Non-temporal folds are opt-in:

random_window = mf.window.random_kfold(n_splits=5, random_state=123)

result = mf.model_selection.select_params(
    "elastic_net",
    X,
    y,
    search=search,
    window=random_window,
)

mf.window.random_kfold(...) records that the fold assignment is intentionally random and the selection metadata stores temporal_order=False. If you pass explicit random folds yourself, set allow_non_temporal_splits=True; otherwise select_params() raises. This keeps ordinary macro-forecast validation time-aware while still allowing paper replications whose appendix used random iid folds.

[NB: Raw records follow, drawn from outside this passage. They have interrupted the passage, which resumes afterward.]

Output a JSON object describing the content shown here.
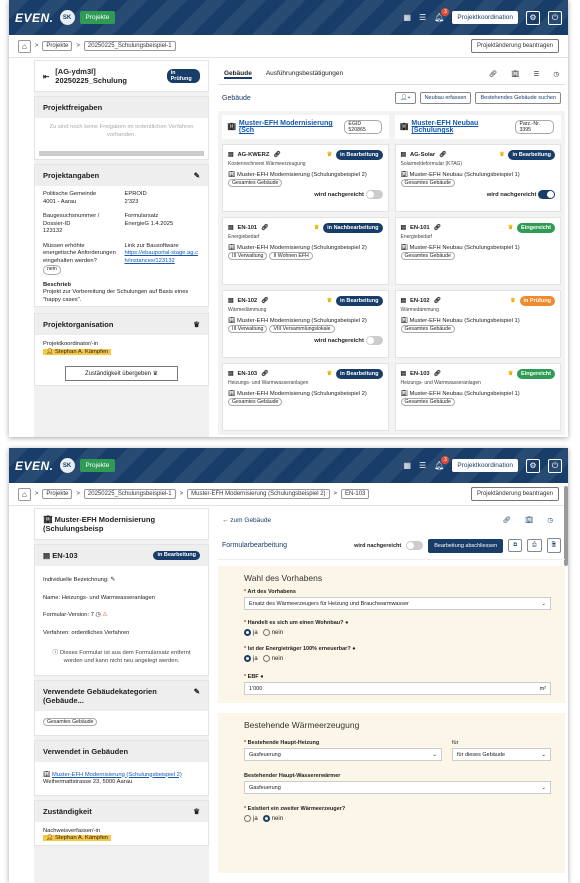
{
  "common": {
    "logo": "EVEN.",
    "avatar": "SK",
    "env": "Projekte",
    "role": "Projektkoordination",
    "project_change": "Projektänderung beantragen",
    "home": "⌂",
    "sep": ">"
  },
  "s1": {
    "crumbs": [
      "Projekte",
      "20250225_Schulungsbeispiel-1"
    ],
    "title": "[AG-ydm3l] 20250225_Schulung",
    "title_status": "in Prüfung",
    "freigaben_head": "Projektfreigaben",
    "freigaben_text": "Zu sind noch keine Freigaben im ordentlichen Verfahren vorhanden.",
    "angaben_head": "Projektangaben",
    "fields": [
      {
        "k": "Politische Gemeinde",
        "v": "4001 - Aarau",
        "k2": "EPROID",
        "v2": "2'323"
      },
      {
        "k": "Baugesuchsnummer / Dossier-ID",
        "v": "123132",
        "k2": "Formularsatz",
        "v2": "EnergieG 1.4.2025"
      },
      {
        "k": "Müssen erhöhte energetische Anforderungen eingehalten werden?",
        "v": "nein",
        "k2": "Link zur Bausoftware",
        "v2": "https://ebauportal-stage.ag.ch/instances/123132"
      }
    ],
    "beschrieb_k": "Beschrieb",
    "beschrieb_v": "Projekt zur Vorbereitung der Schulungen auf Basis eines \"happy cases\".",
    "org_head": "Projektorganisation",
    "org_role": "Projektkoordinator/-in",
    "org_person": "Stephan A. Kämpfen",
    "org_btn": "Zuständigkeit übergeben",
    "tabs": [
      "Gebäude",
      "Ausführungsbestätigungen"
    ],
    "gebaeude_head": "Gebäude",
    "btn_new": "Neubau erfassen",
    "btn_search": "Bestehendes Gebäude suchen",
    "col1": {
      "title": "Muster-EFH Modernisierung (Sch",
      "egid": "EGID 520865",
      "items": [
        {
          "code": "AG-KWERZ",
          "sub": "Kostenrechnerei Wärmeerzeugung",
          "status": "in Bearbeitung",
          "sc": "bb",
          "line": "Muster-EFH Modernisierung (Schulungsbeispiel 2)",
          "tags": [
            "Gesamtes Gebäude"
          ],
          "foot": "wird nachgereicht"
        },
        {
          "code": "EN-101",
          "sub": "Energiebedarf",
          "status": "in Nachbearbeitung",
          "sc": "bb",
          "line": "Muster-EFH Modernisierung (Schulungsbeispiel 2)",
          "tags": [
            "III Verwaltung",
            "II Wohnen EFH"
          ],
          "foot": ""
        },
        {
          "code": "EN-102",
          "sub": "Wärmedämmung",
          "status": "in Bearbeitung",
          "sc": "bb",
          "line": "Muster-EFH Modernisierung (Schulungsbeispiel 2)",
          "tags": [
            "III Verwaltung",
            "VIII Versammlungslokale"
          ],
          "foot": "wird nachgereicht"
        },
        {
          "code": "EN-103",
          "sub": "Heizungs- und Warmwasseranlagen",
          "status": "in Bearbeitung",
          "sc": "bb",
          "line": "Muster-EFH Modernisierung (Schulungsbeispiel 2)",
          "tags": [
            "Gesamtes Gebäude"
          ],
          "foot": ""
        }
      ]
    },
    "col2": {
      "title": "Muster-EFH Neubau (Schulungsk",
      "egid": "Parz.-Nr. 3395",
      "items": [
        {
          "code": "AG-Solar",
          "sub": "Solarmeldeformular (KTAG)",
          "status": "in Bearbeitung",
          "sc": "bb",
          "line": "Muster-EFH Neubau (Schulungsbeispiel 1)",
          "tags": [
            "Gesamtes Gebäude"
          ],
          "foot": "wird nachgereicht"
        },
        {
          "code": "EN-101",
          "sub": "Energiebedarf",
          "status": "Eingereicht",
          "sc": "bg",
          "line": "Muster-EFH Neubau (Schulungsbeispiel 1)",
          "tags": [
            "Gesamtes Gebäude"
          ],
          "foot": ""
        },
        {
          "code": "EN-102",
          "sub": "Wärmedämmung",
          "status": "in Prüfung",
          "sc": "bo",
          "line": "Muster-EFH Neubau (Schulungsbeispiel 1)",
          "tags": [
            "Gesamtes Gebäude"
          ],
          "foot": ""
        },
        {
          "code": "EN-103",
          "sub": "Heizungs- und Warmwasseranlagen",
          "status": "Eingereicht",
          "sc": "bg",
          "line": "Muster-EFH Neubau (Schulungsbeispiel 1)",
          "tags": [
            "Gesamtes Gebäude"
          ],
          "foot": ""
        }
      ]
    }
  },
  "s2": {
    "crumbs": [
      "Projekte",
      "20250225_Schulungsbeispiel-1",
      "Muster-EFH Modernisierung (Schulungsbeispiel 2)",
      "EN-103"
    ],
    "bldg": "Muster-EFH Modernisierung (Schulungsbeisp",
    "form_code": "EN-103",
    "form_status": "in Bearbeitung",
    "rows": [
      {
        "k": "Individuelle Bezeichnung:",
        "v": ""
      },
      {
        "k": "Name:",
        "v": "Heizungs- und Warmwasseranlagen"
      },
      {
        "k": "Formular-Version:",
        "v": "7"
      },
      {
        "k": "Verfahren:",
        "v": "ordentliches Verfahren"
      }
    ],
    "warn": "Dieses Formular ist aus dem Formularsatz entfernt worden und kann nicht neu angelegt werden.",
    "cat_head": "Verwendete Gebäudekategorien (Gebäude...",
    "cat_tag": "Gesamtes Gebäude",
    "used_head": "Verwendet in Gebäuden",
    "used_line": "Muster-EFH Modernisierung (Schulungsbeispiel 2)",
    "used_addr": "Weihermattstrasse 23, 5000 Aarau",
    "zust_head": "Zuständigkeit",
    "zust_role": "Nachweisverfasser/-in",
    "zust_person": "Stephan A. Kämpfen",
    "back": "← zum Gebäude",
    "fb_head": "Formularbearbeitung",
    "fb_toggle": "wird nachgereicht",
    "fb_btn": "Bearbeitung abschliessen",
    "sec1_title": "Wahl des Vorhabens",
    "q1": "Art des Vorhabens",
    "a1": "Ersatz des Wärmeerzeugers für Heizung und Brauchwarmwasser",
    "q2": "Handelt es sich um einen Wohnbau?",
    "q3": "Ist der Energieträger 100% erneuerbar?",
    "yes": "ja",
    "no": "nein",
    "q4": "EBF",
    "a4": "1'000",
    "unit": "m²",
    "sec2_title": "Bestehende Wärmeerzeugung",
    "q5": "Bestehende Haupt-Heizung",
    "a5": "Gasfeuerung",
    "q5b": "für",
    "a5b": "für dieses Gebäude",
    "q6": "Bestehender Haupt-Wassererwärmer",
    "a6": "Gasfeuerung",
    "q7": "Existiert ein zweiter Wärmeerzeuger?"
  }
}
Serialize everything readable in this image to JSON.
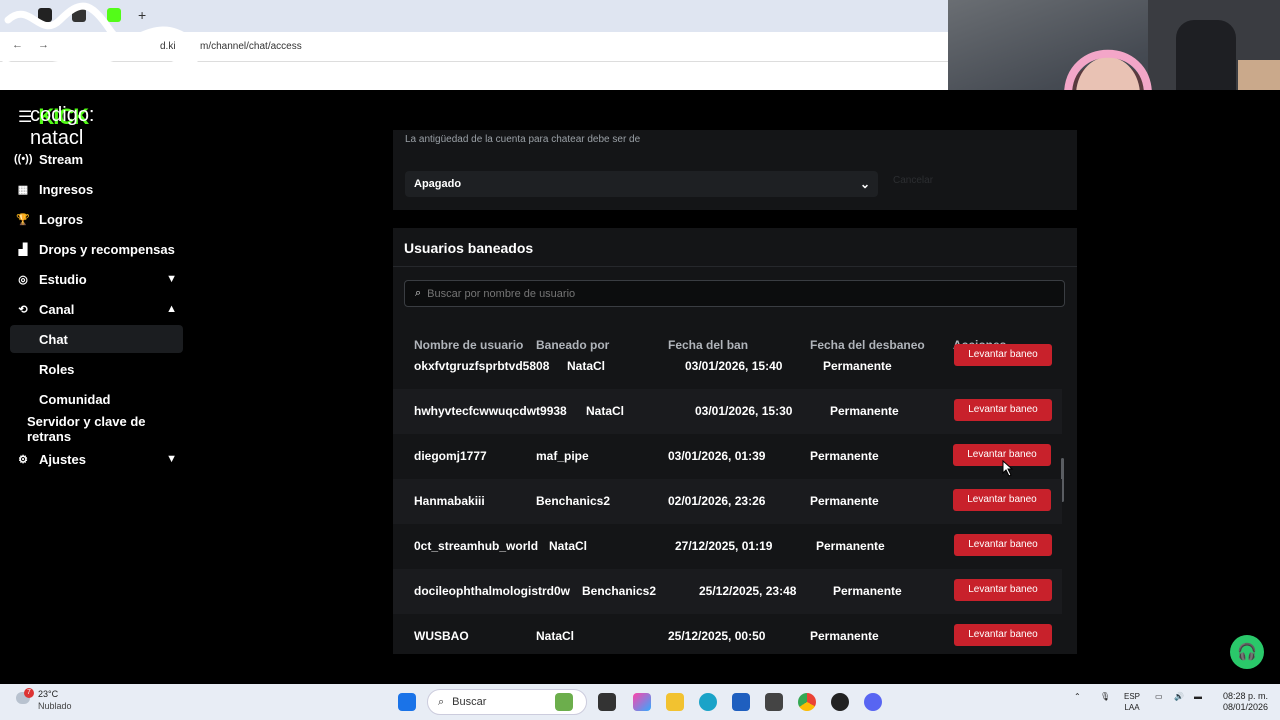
{
  "browser": {
    "address": "m/channel/chat/access",
    "address_prefix": "d.ki"
  },
  "brand": {
    "logo_text": "KICK",
    "overlay_text": "codigo: natacl"
  },
  "sidebar": {
    "items": [
      {
        "label": "Stream",
        "icon": "broadcast-icon"
      },
      {
        "label": "Ingresos",
        "icon": "chart-icon"
      },
      {
        "label": "Logros",
        "icon": "trophy-icon"
      },
      {
        "label": "Drops y recompensas",
        "icon": "drops-icon"
      },
      {
        "label": "Estudio",
        "icon": "studio-icon"
      },
      {
        "label": "Canal",
        "icon": "canal-icon"
      },
      {
        "label": "Chat"
      },
      {
        "label": "Roles"
      },
      {
        "label": "Comunidad"
      },
      {
        "label": "Servidor y clave de retrans"
      },
      {
        "label": "Ajustes",
        "icon": "gear-icon"
      }
    ]
  },
  "account_age": {
    "note": "La antigüedad de la cuenta para chatear debe ser de",
    "selected": "Apagado",
    "cancel": "Cancelar"
  },
  "bans": {
    "title": "Usuarios baneados",
    "search_placeholder": "Buscar por nombre de usuario",
    "headers": [
      "Nombre de usuario",
      "Baneado por",
      "Fecha del ban",
      "Fecha del desbaneo",
      "Acciones"
    ],
    "rows": [
      {
        "user": "okxfvtgruzfsprbtvd5808",
        "by": "NataCl",
        "date": "03/01/2026, 15:40",
        "unban": "Permanente",
        "action": "Levantar baneo"
      },
      {
        "user": "hwhyvtecfcwwuqcdwt9938",
        "by": "NataCl",
        "date": "03/01/2026, 15:30",
        "unban": "Permanente",
        "action": "Levantar baneo"
      },
      {
        "user": "diegomj1777",
        "by": "maf_pipe",
        "date": "03/01/2026, 01:39",
        "unban": "Permanente",
        "action": "Levantar baneo"
      },
      {
        "user": "Hanmabakiii",
        "by": "Benchanics2",
        "date": "02/01/2026, 23:26",
        "unban": "Permanente",
        "action": "Levantar baneo"
      },
      {
        "user": "0ct_streamhub_world",
        "by": "NataCl",
        "date": "27/12/2025, 01:19",
        "unban": "Permanente",
        "action": "Levantar baneo"
      },
      {
        "user": "docileophthalmologistrd0w",
        "by": "Benchanics2",
        "date": "25/12/2025, 23:48",
        "unban": "Permanente",
        "action": "Levantar baneo"
      },
      {
        "user": "WUSBAO",
        "by": "NataCl",
        "date": "25/12/2025, 00:50",
        "unban": "Permanente",
        "action": "Levantar baneo"
      }
    ]
  },
  "taskbar": {
    "temperature": "23°C",
    "weather": "Nublado",
    "weather_badge": "7",
    "search_placeholder": "Buscar",
    "lang_top": "ESP",
    "lang_bottom": "LAA",
    "time": "08:28 p. m.",
    "date": "08/01/2026"
  },
  "colors": {
    "accent_green": "#53fc18",
    "ban_button": "#c8212b",
    "panel": "#141517"
  }
}
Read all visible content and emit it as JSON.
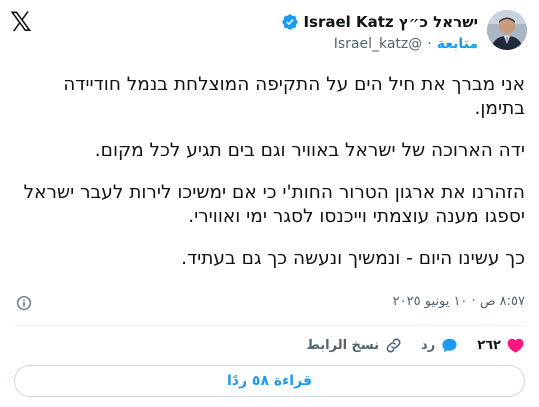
{
  "header": {
    "logo": "𝕏",
    "display_name": "ישראל כ״ץ Israel Katz",
    "handle": "@Israel_katz",
    "separator": "·",
    "follow_label": "متابعة"
  },
  "tweet": {
    "paragraphs": [
      "אני מברך את חיל הים על התקיפה המוצלחת בנמל חודיידה בתימן.",
      "ידה הארוכה של ישראל באוויר וגם בים תגיע לכל מקום.",
      "הזהרנו את ארגון הטרור החות'י כי אם ימשיכו לירות לעבר ישראל יספגו מענה עוצמתי וייכנסו לסגר ימי ואווירי.",
      "כך עשינו היום - ונמשיך ונעשה כך גם בעתיד."
    ],
    "timestamp": "٨:٥٧ ص · ١٠ يونيو ٢٠٢٥"
  },
  "actions": {
    "like_count": "٢٦٢",
    "reply_label": "رد",
    "copy_link_label": "نسخ الرابط"
  },
  "read_replies_label": "قراءة ٥٨ ردًا",
  "colors": {
    "accent": "#1d9bf0",
    "like": "#f91880",
    "text": "#0f1419",
    "muted": "#536471"
  }
}
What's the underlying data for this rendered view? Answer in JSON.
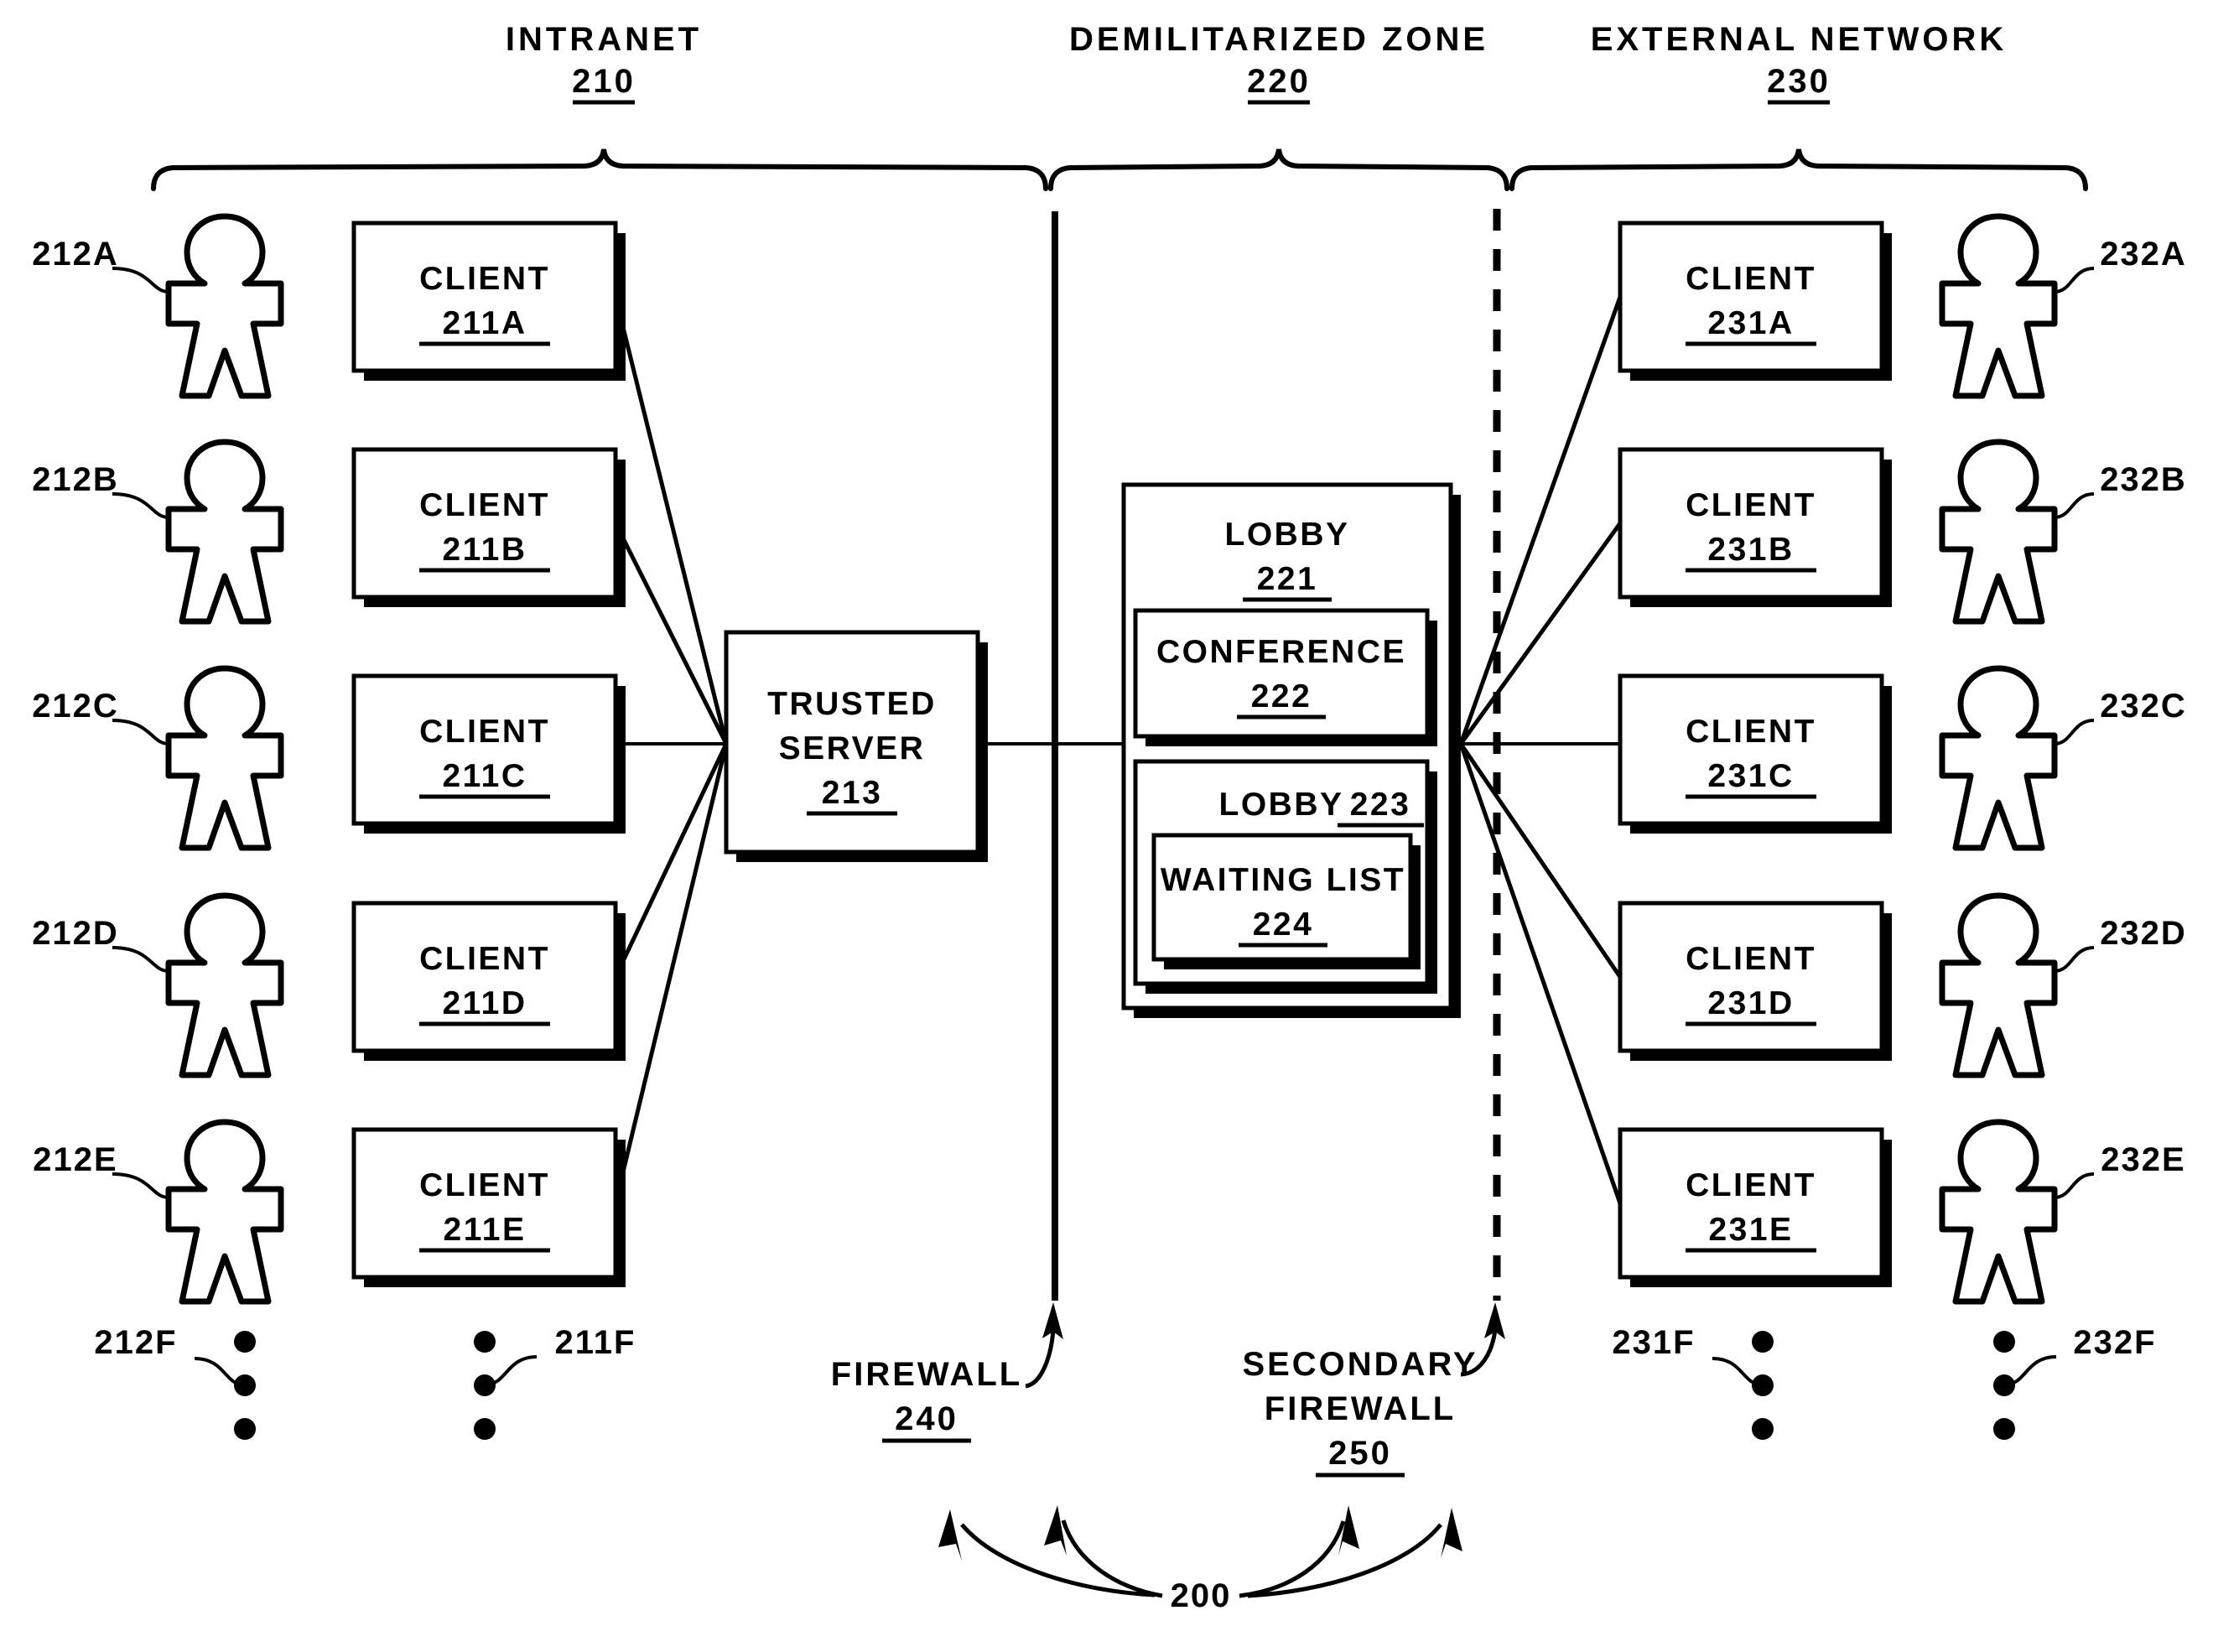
{
  "figure": {
    "reference_number": "200",
    "zones": [
      {
        "name": "zone-intranet",
        "label": "INTRANET",
        "number": "210"
      },
      {
        "name": "zone-dmz",
        "label": "DEMILITARIZED ZONE",
        "number": "220"
      },
      {
        "name": "zone-external",
        "label": "EXTERNAL NETWORK",
        "number": "230"
      }
    ],
    "intranet_users": [
      {
        "ref": "212A"
      },
      {
        "ref": "212B"
      },
      {
        "ref": "212C"
      },
      {
        "ref": "212D"
      },
      {
        "ref": "212E"
      }
    ],
    "intranet_users_more_ref": "212F",
    "intranet_clients": [
      {
        "label": "CLIENT",
        "number": "211A"
      },
      {
        "label": "CLIENT",
        "number": "211B"
      },
      {
        "label": "CLIENT",
        "number": "211C"
      },
      {
        "label": "CLIENT",
        "number": "211D"
      },
      {
        "label": "CLIENT",
        "number": "211E"
      }
    ],
    "intranet_clients_more_ref": "211F",
    "trusted_server": {
      "line1": "TRUSTED",
      "line2": "SERVER",
      "number": "213"
    },
    "dmz": {
      "lobby_outer": {
        "label": "LOBBY",
        "number": "221"
      },
      "conference": {
        "label": "CONFERENCE",
        "number": "222"
      },
      "lobby_inner": {
        "label": "LOBBY",
        "number": "223"
      },
      "waiting_list": {
        "label": "WAITING LIST",
        "number": "224"
      }
    },
    "external_clients": [
      {
        "label": "CLIENT",
        "number": "231A"
      },
      {
        "label": "CLIENT",
        "number": "231B"
      },
      {
        "label": "CLIENT",
        "number": "231C"
      },
      {
        "label": "CLIENT",
        "number": "231D"
      },
      {
        "label": "CLIENT",
        "number": "231E"
      }
    ],
    "external_clients_more_ref": "231F",
    "external_users": [
      {
        "ref": "232A"
      },
      {
        "ref": "232B"
      },
      {
        "ref": "232C"
      },
      {
        "ref": "232D"
      },
      {
        "ref": "232E"
      }
    ],
    "external_users_more_ref": "232F",
    "firewall": {
      "label_line1": "FIREWALL",
      "number": "240"
    },
    "secondary_firewall": {
      "label_line1": "SECONDARY",
      "label_line2": "FIREWALL",
      "number": "250"
    },
    "colors": {
      "ink": "#000000",
      "paper": "#ffffff"
    }
  }
}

SearchResult.window is "explicit_splits" when splits is used. Metadata stores split_source, n_splits, and a compact split_summary with counts and position bounds for each split.

When a ModelSpec already carries fixed parameters, select_params() keeps those fixed during every candidate fit and stores them in SearchResult.metadata["fixed_model_params"]. The selected best_params remain the searched candidate parameters.